Mark: Although I think that going from C++98/03 to C++11 represents an _opportunity_ to re-evaluate and to switch to Go, I don't think that most will actually do this. C++ requires a very big investment in learning: I suspect that many programmers would rather go forward with a subset of C++11 than change languages, esp. to a language that is smaller than C++ (and therefore seems to have less features). Naturally _some_ will make the change to Go, particularly those who have applications that would really benefit from Go's high-level concurrency model.
With C++98/03 we already have the situation where many programmers use a particular subset of the language that they're comfortable with. This can cause problems when two or more C++ programmers who use different subsets must work together or maintain C++ code they didn't write. I think that C++11 will considerably magnify this problem.
Java was designed to be a simpler better C++ and succeeded in many ways. Go is designed to be a better C, so my expectation is that it will win more C programmers (for whom it is all gains) than C++ programmers (for whom it is gains and "losses"---e.g., no generics etc.).
InfoQ: You have praised the compactness of the Go language, but Is there anything you would like to see added? (With the possible exception of operator overloading and generics.)
Mark: I think you can have operator overloading without generics. But the only thing I really miss is an ordered map (although in my book I provide a Go implementation of a left-leaning red-black tree as an example that also fills that particular gap:-)
InfoQ: Your book has an appendix that addresses the dangers of patent trolls. What prompted you to include this? Do you think it was necessary to raise awareness of the issue or was something in particular?
Mark: I don't like patents at all: I believe them to be anti-competitive and to favour big organizations over small. For software, copyright is perfectly sufficient. I included the appendix because I've now started to hear about programmers who have had to withdraw software from the US market (e.g., people writing iOS apps) because the alternative was to pay "protection money" to patent Trolls. Software patents make it much harder for individual programmers or small teams to compete and I think this is not just a shame but morally wrong.

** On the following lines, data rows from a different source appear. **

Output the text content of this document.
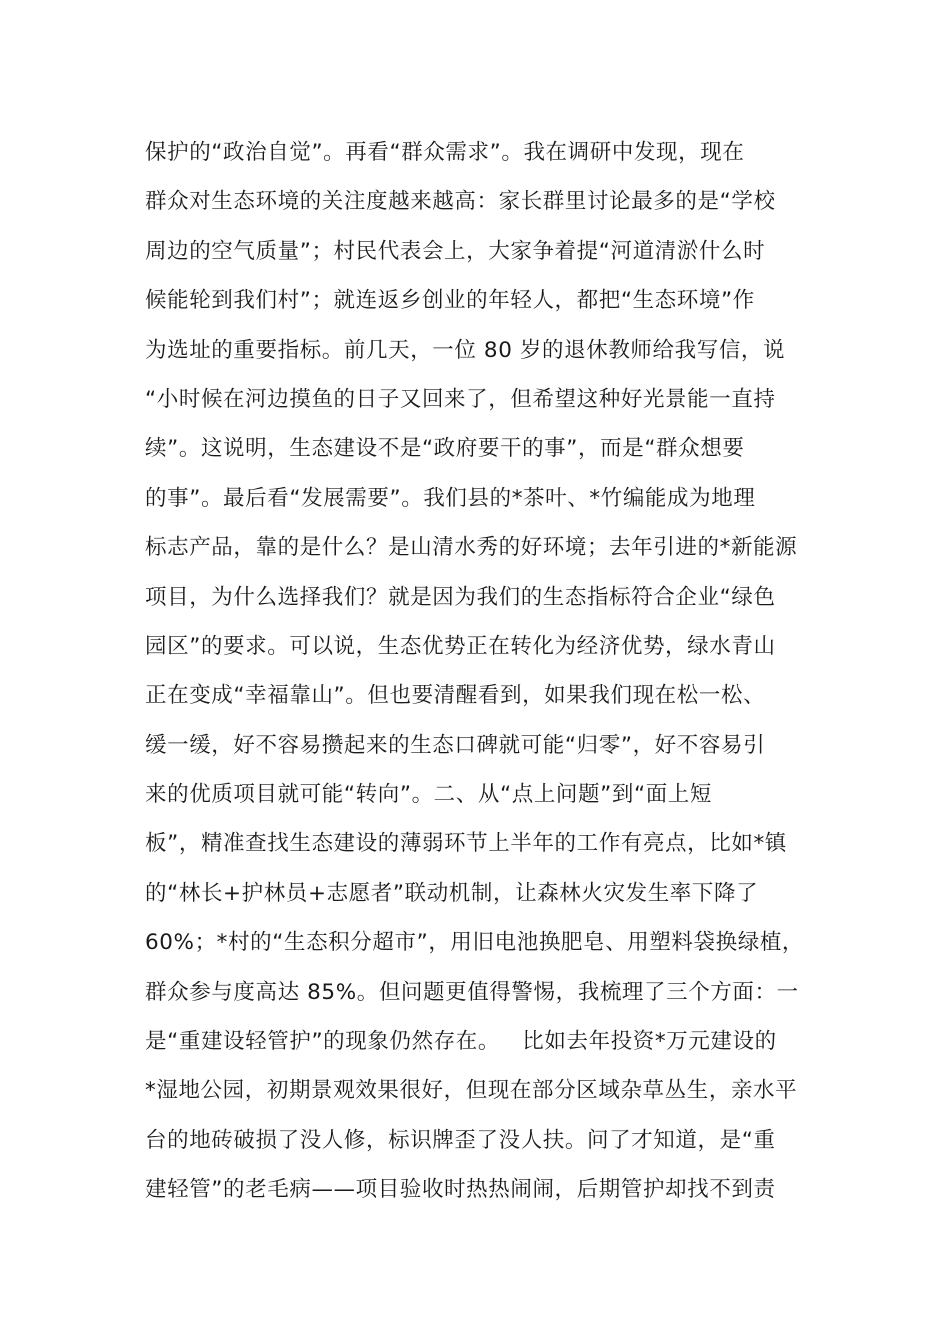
保护的“政治自觉”。再看“群众需求”。我在调研中发现，现在
群众对生态环境的关注度越来越高：家长群里讨论最多的是“学校
周边的空气质量”；村民代表会上，大家争着提“河道清淤什么时
候能轮到我们村”；就连返乡创业的年轻人，都把“生态环境”作
为选址的重要指标。前几天，一位 80 岁的退休教师给我写信，说
“小时候在河边摸鱼的日子又回来了，但希望这种好光景能一直持
续”。这说明，生态建设不是“政府要干的事”，而是“群众想要
的事”。最后看“发展需要”。我们县的*茶叶、*竹编能成为地理
标志产品，靠的是什么？是山清水秀的好环境；去年引进的*新能源
项目，为什么选择我们？就是因为我们的生态指标符合企业“绿色
园区”的要求。可以说，生态优势正在转化为经济优势，绿水青山
正在变成“幸福靠山”。但也要清醒看到，如果我们现在松一松、
缓一缓，好不容易攒起来的生态口碑就可能“归零”，好不容易引
来的优质项目就可能“转向”。二、从“点上问题”到“面上短
板”，精准查找生态建设的薄弱环节上半年的工作有亮点，比如*镇
的“林长+护林员+志愿者”联动机制，让森林火灾发生率下降了
60%；*村的“生态积分超市”，用旧电池换肥皂、用塑料袋换绿植，
群众参与度高达 85%。但问题更值得警惕，我梳理了三个方面：一
是“重建设轻管护”的现象仍然存在。   比如去年投资*万元建设的
*湿地公园，初期景观效果很好，但现在部分区域杂草丛生，亲水平
台的地砖破损了没人修，标识牌歪了没人扶。问了才知道，是“重
建轻管”的老毛病——项目验收时热热闹闹，后期管护却找不到责
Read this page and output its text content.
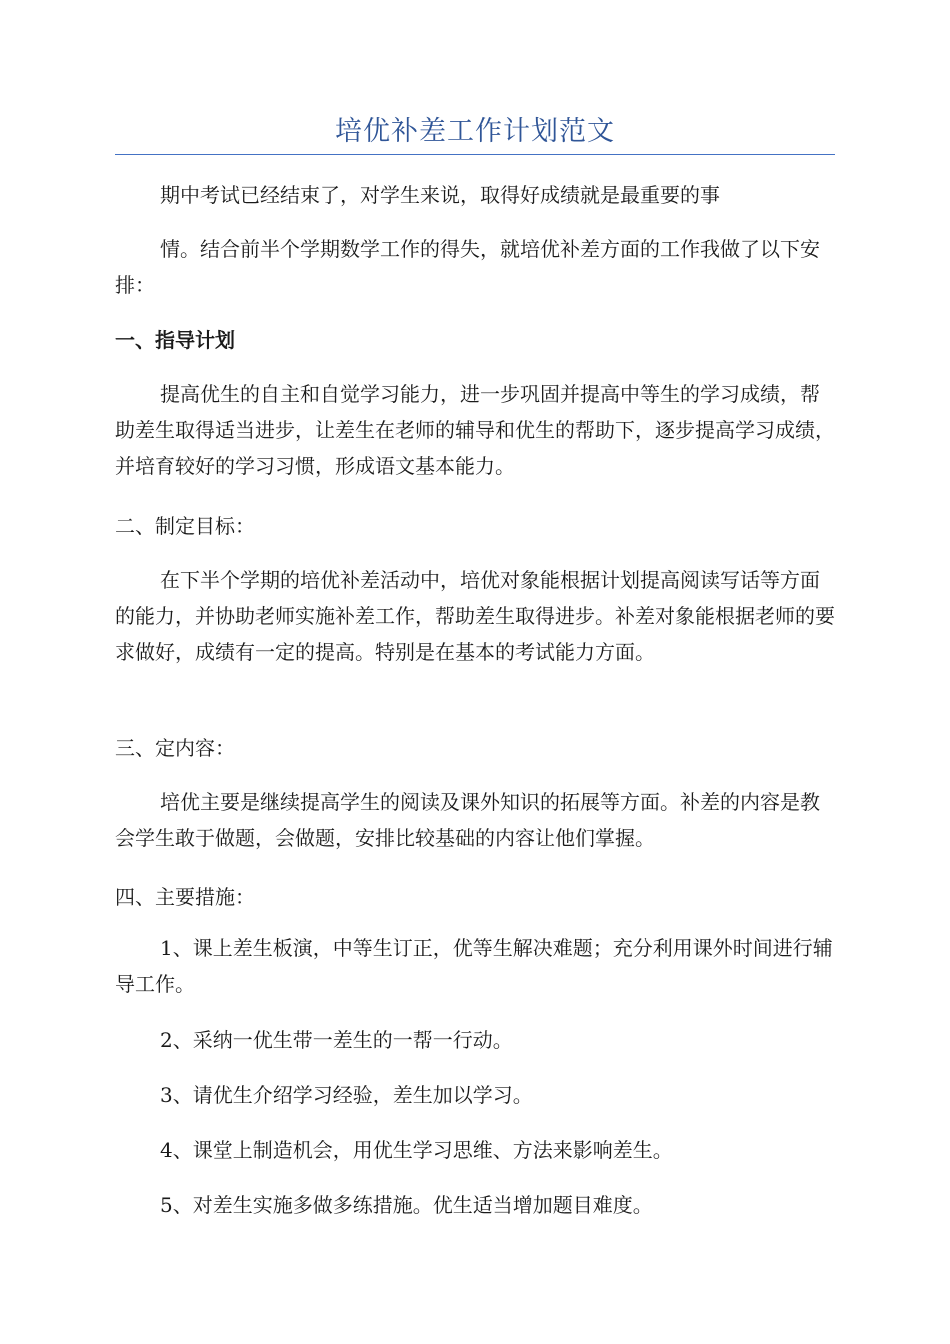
培优补差工作计划范文

期中考试已经结束了，对学生来说，取得好成绩就是最重要的事

情。结合前半个学期数学工作的得失，就培优补差方面的工作我做了以下安排：

一、指导计划

提高优生的自主和自觉学习能力，进一步巩固并提高中等生的学习成绩，帮助差生取得适当进步，让差生在老师的辅导和优生的帮助下，逐步提高学习成绩，并培育较好的学习习惯，形成语文基本能力。

二、制定目标：

在下半个学期的培优补差活动中，培优对象能根据计划提高阅读写话等方面的能力，并协助老师实施补差工作，帮助差生取得进步。补差对象能根据老师的要求做好，成绩有一定的提高。特别是在基本的考试能力方面。

三、定内容：

培优主要是继续提高学生的阅读及课外知识的拓展等方面。补差的内容是教会学生敢于做题，会做题，安排比较基础的内容让他们掌握。

四、主要措施：

1、课上差生板演，中等生订正，优等生解决难题；充分利用课外时间进行辅导工作。

2、采纳一优生带一差生的一帮一行动。

3、请优生介绍学习经验，差生加以学习。

4、课堂上制造机会，用优生学习思维、方法来影响差生。

5、对差生实施多做多练措施。优生适当增加题目难度。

Over the past few years I've had some ideas for commercial software: niche products that would be useful but not huge sellers. However, I'm not prepared to put in the time because my main market would be the US and it would be uneconomic for me to risk all that time and effort only to have so much of it "stolen" by patent Trolls.
About the Book Author
Mark Summerfield graduated in computer science with first class honours from the University of Wales Swansea. He followed this with a year’s postgraduate research before going into industry. He spent many years working as a software engineer for a variety of firms before joining Trolltech. He spent almost three years as Trolltech’s documentation manager, during which he founded and edited Trolltech’s technical journal, Qt Quarterly. Mark is the coauthor of C++ GUI Programming with Qt 3 and C++ GUI Programming with Qt 4, and author of Rapid GUI Programming with Python and Qt: The Definitive Guide to PyQt Programming. Mark owns Qtrac Ltd., where he works as an independent author, editor, trainer, and consultant, specializing in C++, Qt, Python, and PyQt.